The essence of territorial sovereignty is contained within the notion of title. This term relates  to both the factual and legal conditions under which territory is deemed to belong to at least  one particular authority or another. In other words, it refers to the existence of these facts required under the law of nations to entail the legal consequences of a change within the  juridical status of a selected territory. because the International Court noted within the Burkina  Faso/Mali case, the word ‘title’ comprehends both any evidence which can establish the  existence of a right and also the actual source of that right. 

The New States and Title to Territory 

The problem of how a state acquires its territory in the law of nations may be a difficult one  and one which will ultimately only be explained in legal–political terms. While with long established states one may dismiss the question on the idea of recognition and acceptance, new  states pose a distinct problem since, under classical law of nations, until a replacement state is  made, no legal person is living competent to carry the title.  

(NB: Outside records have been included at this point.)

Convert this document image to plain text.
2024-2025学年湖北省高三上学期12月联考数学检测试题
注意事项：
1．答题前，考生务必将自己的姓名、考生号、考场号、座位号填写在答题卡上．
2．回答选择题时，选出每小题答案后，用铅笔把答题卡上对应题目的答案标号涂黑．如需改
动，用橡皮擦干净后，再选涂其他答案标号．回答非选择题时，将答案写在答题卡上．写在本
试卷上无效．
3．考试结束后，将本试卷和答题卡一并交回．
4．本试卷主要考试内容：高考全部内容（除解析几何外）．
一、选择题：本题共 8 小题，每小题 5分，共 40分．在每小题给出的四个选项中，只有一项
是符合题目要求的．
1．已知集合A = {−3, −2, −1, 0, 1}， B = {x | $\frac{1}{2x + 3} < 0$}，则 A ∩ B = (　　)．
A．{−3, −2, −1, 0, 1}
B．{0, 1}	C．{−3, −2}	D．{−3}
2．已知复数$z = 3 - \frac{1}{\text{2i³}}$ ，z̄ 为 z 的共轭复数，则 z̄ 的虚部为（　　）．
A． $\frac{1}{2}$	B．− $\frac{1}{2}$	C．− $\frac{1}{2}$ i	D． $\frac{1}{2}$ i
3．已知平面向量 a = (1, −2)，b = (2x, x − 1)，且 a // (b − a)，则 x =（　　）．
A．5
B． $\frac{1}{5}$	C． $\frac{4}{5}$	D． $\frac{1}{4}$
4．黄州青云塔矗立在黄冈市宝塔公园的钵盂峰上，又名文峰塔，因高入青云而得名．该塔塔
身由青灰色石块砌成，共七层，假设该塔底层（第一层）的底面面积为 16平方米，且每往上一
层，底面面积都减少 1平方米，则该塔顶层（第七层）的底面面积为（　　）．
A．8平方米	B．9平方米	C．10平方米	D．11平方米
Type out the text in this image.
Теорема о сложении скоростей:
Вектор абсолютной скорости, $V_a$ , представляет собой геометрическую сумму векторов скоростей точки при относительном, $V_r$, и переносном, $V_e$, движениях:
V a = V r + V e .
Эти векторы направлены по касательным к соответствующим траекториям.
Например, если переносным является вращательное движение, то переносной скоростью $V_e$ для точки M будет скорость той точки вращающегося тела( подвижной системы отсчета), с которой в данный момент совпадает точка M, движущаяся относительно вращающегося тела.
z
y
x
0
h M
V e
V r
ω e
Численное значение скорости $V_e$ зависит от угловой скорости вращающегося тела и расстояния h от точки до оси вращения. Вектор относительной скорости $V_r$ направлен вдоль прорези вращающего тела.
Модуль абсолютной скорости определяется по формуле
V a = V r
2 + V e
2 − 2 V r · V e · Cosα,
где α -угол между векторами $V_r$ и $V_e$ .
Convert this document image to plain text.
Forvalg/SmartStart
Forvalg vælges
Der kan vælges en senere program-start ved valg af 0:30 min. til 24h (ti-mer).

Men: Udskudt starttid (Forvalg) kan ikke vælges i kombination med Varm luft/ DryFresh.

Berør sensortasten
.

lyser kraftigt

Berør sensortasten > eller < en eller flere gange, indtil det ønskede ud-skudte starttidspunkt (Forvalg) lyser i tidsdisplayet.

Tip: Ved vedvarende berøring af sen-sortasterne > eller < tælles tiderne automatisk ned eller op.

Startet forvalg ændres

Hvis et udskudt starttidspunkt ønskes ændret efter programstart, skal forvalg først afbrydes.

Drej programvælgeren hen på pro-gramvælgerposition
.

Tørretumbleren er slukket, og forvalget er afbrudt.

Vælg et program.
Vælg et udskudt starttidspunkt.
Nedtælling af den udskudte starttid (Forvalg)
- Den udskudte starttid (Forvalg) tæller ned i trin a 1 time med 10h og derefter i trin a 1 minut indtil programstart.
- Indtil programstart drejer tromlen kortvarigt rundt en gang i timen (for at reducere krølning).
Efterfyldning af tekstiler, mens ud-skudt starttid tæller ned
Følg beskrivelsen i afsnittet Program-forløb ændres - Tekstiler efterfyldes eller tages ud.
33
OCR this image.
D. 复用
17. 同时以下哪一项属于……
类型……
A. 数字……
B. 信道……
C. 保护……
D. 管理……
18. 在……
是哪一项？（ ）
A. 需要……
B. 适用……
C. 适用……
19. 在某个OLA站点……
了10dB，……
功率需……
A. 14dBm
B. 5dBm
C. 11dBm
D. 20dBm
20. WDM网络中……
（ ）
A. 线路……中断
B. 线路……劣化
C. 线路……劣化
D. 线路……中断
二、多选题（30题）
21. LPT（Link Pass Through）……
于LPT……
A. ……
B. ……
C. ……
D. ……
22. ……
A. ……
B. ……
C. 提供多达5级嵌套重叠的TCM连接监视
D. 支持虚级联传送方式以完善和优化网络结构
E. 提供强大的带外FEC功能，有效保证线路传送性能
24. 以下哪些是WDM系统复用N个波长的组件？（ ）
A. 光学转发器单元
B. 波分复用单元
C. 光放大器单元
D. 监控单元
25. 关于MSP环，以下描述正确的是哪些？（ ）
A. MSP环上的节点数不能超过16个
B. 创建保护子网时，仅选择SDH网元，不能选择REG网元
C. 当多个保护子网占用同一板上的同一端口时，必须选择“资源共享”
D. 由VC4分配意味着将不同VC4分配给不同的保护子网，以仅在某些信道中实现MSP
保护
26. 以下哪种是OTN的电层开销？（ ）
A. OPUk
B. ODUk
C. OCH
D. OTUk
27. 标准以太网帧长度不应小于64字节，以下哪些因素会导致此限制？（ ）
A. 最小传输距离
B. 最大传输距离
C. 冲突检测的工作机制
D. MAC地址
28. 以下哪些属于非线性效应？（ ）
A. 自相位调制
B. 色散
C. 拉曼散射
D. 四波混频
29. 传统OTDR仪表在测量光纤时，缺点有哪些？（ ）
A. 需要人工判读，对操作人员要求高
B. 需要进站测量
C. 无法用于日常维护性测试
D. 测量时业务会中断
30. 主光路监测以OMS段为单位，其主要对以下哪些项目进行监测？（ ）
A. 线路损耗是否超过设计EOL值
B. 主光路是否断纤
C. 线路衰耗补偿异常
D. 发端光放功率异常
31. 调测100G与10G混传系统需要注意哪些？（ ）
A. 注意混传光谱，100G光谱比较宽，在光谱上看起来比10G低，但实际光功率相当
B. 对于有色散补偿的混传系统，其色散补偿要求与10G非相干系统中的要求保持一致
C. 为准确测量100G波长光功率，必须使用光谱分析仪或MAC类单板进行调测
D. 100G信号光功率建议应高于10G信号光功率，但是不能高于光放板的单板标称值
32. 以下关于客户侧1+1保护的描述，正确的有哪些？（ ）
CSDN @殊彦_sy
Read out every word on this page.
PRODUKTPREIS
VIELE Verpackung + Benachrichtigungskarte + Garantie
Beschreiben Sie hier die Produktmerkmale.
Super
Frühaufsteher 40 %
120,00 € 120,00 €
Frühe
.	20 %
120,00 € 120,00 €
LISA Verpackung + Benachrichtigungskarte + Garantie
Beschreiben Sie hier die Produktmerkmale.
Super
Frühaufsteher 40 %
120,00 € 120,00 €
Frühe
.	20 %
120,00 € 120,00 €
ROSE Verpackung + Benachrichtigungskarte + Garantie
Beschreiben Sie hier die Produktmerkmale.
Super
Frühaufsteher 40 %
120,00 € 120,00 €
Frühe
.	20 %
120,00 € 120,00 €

None of the standard modes of acquisition of territorial title satisfactorily resolves the dilemma,  which has manifested itself particularly within the post-Second war period with the onset of  decolonisation. The international community has traditionally approached the matter of latest  states in terms of recognition, instead of in terms of acquisition of title to territory. this suggests  that states have examined the relevant situation and upon ascertainment of the factual  conditions have accorded recognition to the new entity as a theme of law of nations. There has  been relatively little discussion of the strategy by which the new entity itself acquires the legal  rights to its lands. The stress has instead been on compliance with factual requirements as to  statehood coupled with the acceptance of this by other states.